On 02/06/2016 09:04 AM, paul.hermeneutic at gmail.com wrote:
> On Fri, Feb 5, 2016 at 4:10 PM, Ben Finney <ben+python at benfinney.id.au> wrote:
>> paul.hermeneutic at gmail.com writes:
>>
>>> On Fri, Feb 5, 2016 at 11:52 AM, Ben Finney <ben+python at benfinney.id.au> wrote:
>>>> Since MS Windows lacks those facilities, ‘python-daemon’ can't use
>>>> them.
>>>
>>> As you might imagine, I am not always able to specify which OS is
>>> deployed. That does not mean that I am not responsible for getting the
>>> work done. Perhaps you will tell me that what I want is not a daemon.
>>
>> I'm telling you none of those.

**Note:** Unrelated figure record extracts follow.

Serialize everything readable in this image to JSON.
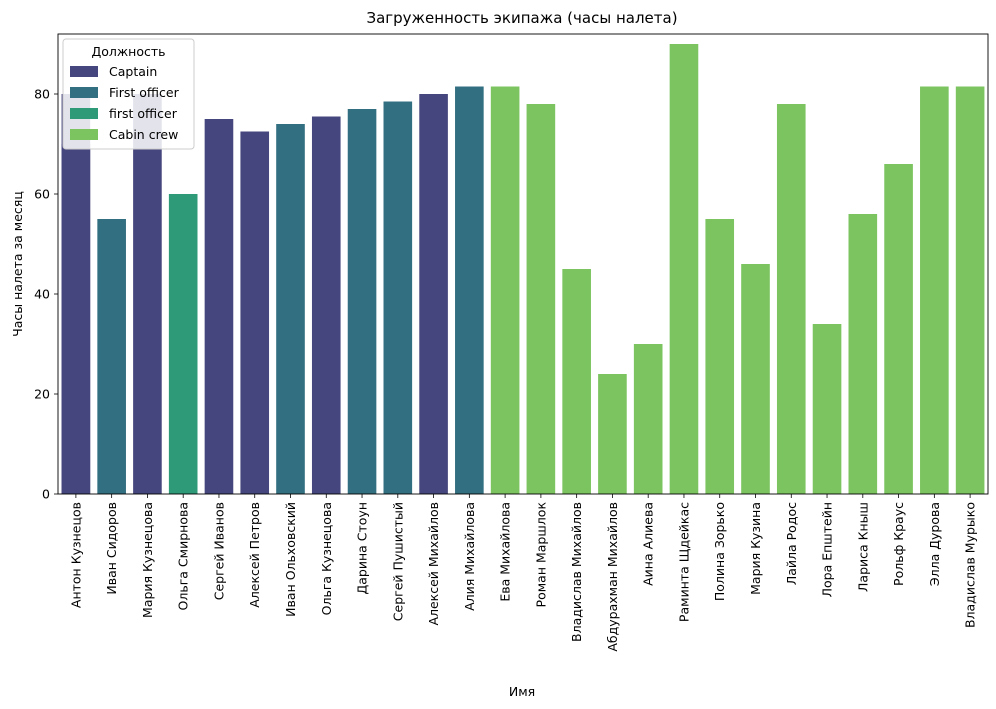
{
  "chart_data": {
    "type": "bar",
    "title": "Загруженность экипажа (часы налета)",
    "xlabel": "Имя",
    "ylabel": "Часы налета за месяц",
    "ylim": [
      0,
      92
    ],
    "yticks": [
      0,
      20,
      40,
      60,
      80
    ],
    "grid": false,
    "legend": {
      "title": "Должность",
      "placement": "top-left",
      "entries": [
        {
          "name": "Captain",
          "color": "#46467e"
        },
        {
          "name": "First officer",
          "color": "#326f80"
        },
        {
          "name": "first officer",
          "color": "#2e9a78"
        },
        {
          "name": "Cabin crew",
          "color": "#7bc45f"
        }
      ]
    },
    "bars": [
      {
        "category": "Антон Кузнецов",
        "value": 70,
        "role": "Captain",
        "overlay": {
          "value": 80,
          "role": "Captain"
        }
      },
      {
        "category": "Иван Сидоров",
        "value": 55,
        "role": "First officer"
      },
      {
        "category": "Мария Кузнецова",
        "value": 80,
        "role": "Captain"
      },
      {
        "category": "Ольга Смирнова",
        "value": 60,
        "role": "first officer"
      },
      {
        "category": "Сергей Иванов",
        "value": 75,
        "role": "Captain"
      },
      {
        "category": "Алексей Петров",
        "value": 72.5,
        "role": "Captain"
      },
      {
        "category": "Иван Ольховский",
        "value": 74,
        "role": "First officer"
      },
      {
        "category": "Ольга Кузнецова",
        "value": 75.5,
        "role": "Captain"
      },
      {
        "category": "Дарина Стоун",
        "value": 77,
        "role": "First officer"
      },
      {
        "category": "Сергей Пушистый",
        "value": 78.5,
        "role": "First officer"
      },
      {
        "category": "Алексей Михайлов",
        "value": 80,
        "role": "Captain"
      },
      {
        "category": "Алия Михайлова",
        "value": 81.5,
        "role": "First officer"
      },
      {
        "category": "Ева Михайлова",
        "value": 81.5,
        "role": "Cabin crew"
      },
      {
        "category": "Роман  Маршлок",
        "value": 78,
        "role": "Cabin crew"
      },
      {
        "category": "Владислав Михайлов",
        "value": 45,
        "role": "Cabin crew"
      },
      {
        "category": "Абдурахман Михайлов",
        "value": 24,
        "role": "Cabin crew"
      },
      {
        "category": "Аина Алиева",
        "value": 30,
        "role": "Cabin crew"
      },
      {
        "category": "Раминта Щдейкас",
        "value": 90,
        "role": "Cabin crew"
      },
      {
        "category": "Полина Зорько",
        "value": 55,
        "role": "Cabin crew"
      },
      {
        "category": "Мария Кузина",
        "value": 46,
        "role": "Cabin crew"
      },
      {
        "category": "Лайла Родос",
        "value": 78,
        "role": "Cabin crew"
      },
      {
        "category": "Лора Епштейн",
        "value": 34,
        "role": "Cabin crew"
      },
      {
        "category": "Лариса Кныш",
        "value": 56,
        "role": "Cabin crew"
      },
      {
        "category": "Рольф Краус",
        "value": 66,
        "role": "Cabin crew"
      },
      {
        "category": "Элла Дурова",
        "value": 81.5,
        "role": "Cabin crew"
      },
      {
        "category": "Владислав Мурыко",
        "value": 81.5,
        "role": "Cabin crew"
      }
    ]
  }
}
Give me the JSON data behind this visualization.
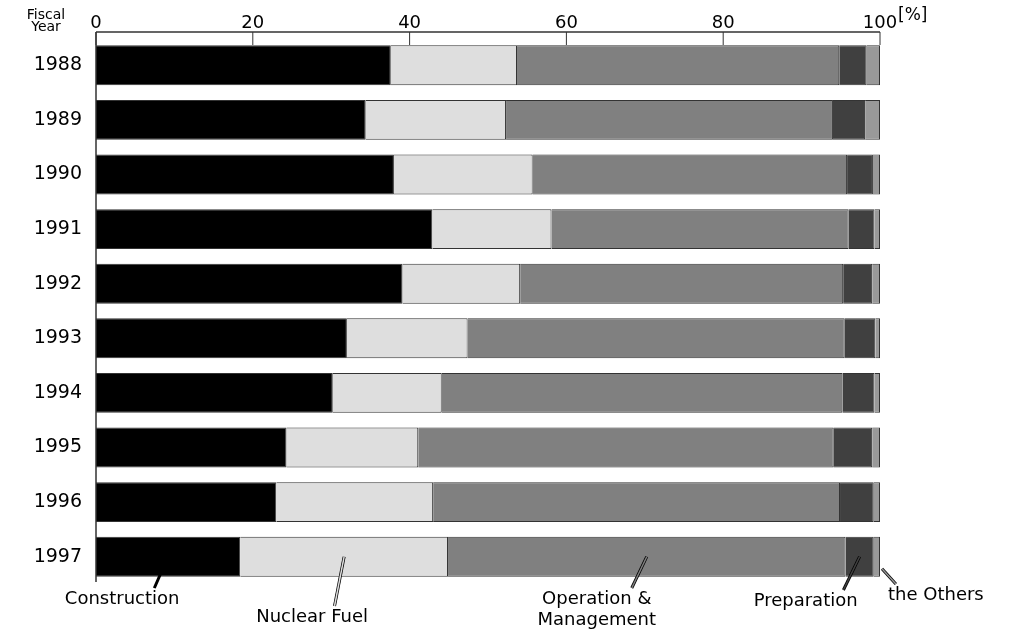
{
  "chart_data": {
    "type": "bar",
    "orientation": "horizontal",
    "stacked": true,
    "xlabel": "[%]",
    "ylabel": "Fiscal Year",
    "categories": [
      "1988",
      "1989",
      "1990",
      "1991",
      "1992",
      "1993",
      "1994",
      "1995",
      "1996",
      "1997"
    ],
    "series": [
      {
        "name": "Construction",
        "color": "#000000",
        "values": [
          37.6,
          34.4,
          38.0,
          42.9,
          39.1,
          32.0,
          30.2,
          24.3,
          23.0,
          18.4
        ]
      },
      {
        "name": "Nuclear Fuel",
        "color": "#dedede",
        "values": [
          16.1,
          17.9,
          17.7,
          15.2,
          15.0,
          15.4,
          13.9,
          16.8,
          20.0,
          26.5
        ]
      },
      {
        "name": "Operation & Management",
        "color": "#808080",
        "values": [
          41.1,
          41.7,
          40.1,
          37.9,
          41.2,
          48.1,
          51.1,
          53.0,
          51.9,
          50.7
        ]
      },
      {
        "name": "Preparation",
        "color": "#404040",
        "values": [
          3.5,
          4.1,
          3.3,
          3.3,
          3.7,
          3.9,
          4.1,
          4.9,
          4.3,
          3.6
        ]
      },
      {
        "name": "the Others",
        "color": "#999999",
        "values": [
          1.7,
          1.9,
          0.9,
          0.7,
          1.0,
          0.6,
          0.7,
          1.0,
          0.8,
          0.8
        ]
      }
    ],
    "xlim": [
      0,
      100
    ],
    "xticks": [
      0,
      20,
      40,
      60,
      80,
      100
    ],
    "grid": false,
    "legend": "bottom"
  }
}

What I'm telling you is MS Windows does
>> not support what is needed to make a Unix daemon.
>>
>> You may need to re-visit the requirements and negotiate something
>> different — a different deployment platform, or something which MS
>> Windows can do which is less than a proper Unix daemon.
> 
> I fully understand that Windows is not a proper UNIX. It might be that
> UNIX is not in each and every aspect a proper Windows.
> 
> If it is possible, I would like to create one tool to do this rather
> than multiple. Is there anything in Python that would help to
> accomplish this goal?

The fairly standard python-win32 package certainly allows you to make a
proper win32 service.  It's not part of the standard library, but you
could ship it with your package.

http://ryrobes.com/python/running-python-scripts-as-a-windows-service/

It's just not practical to have one tool that does such an OS-dependent
thing.  But it's not that hard to have specific code for Windows.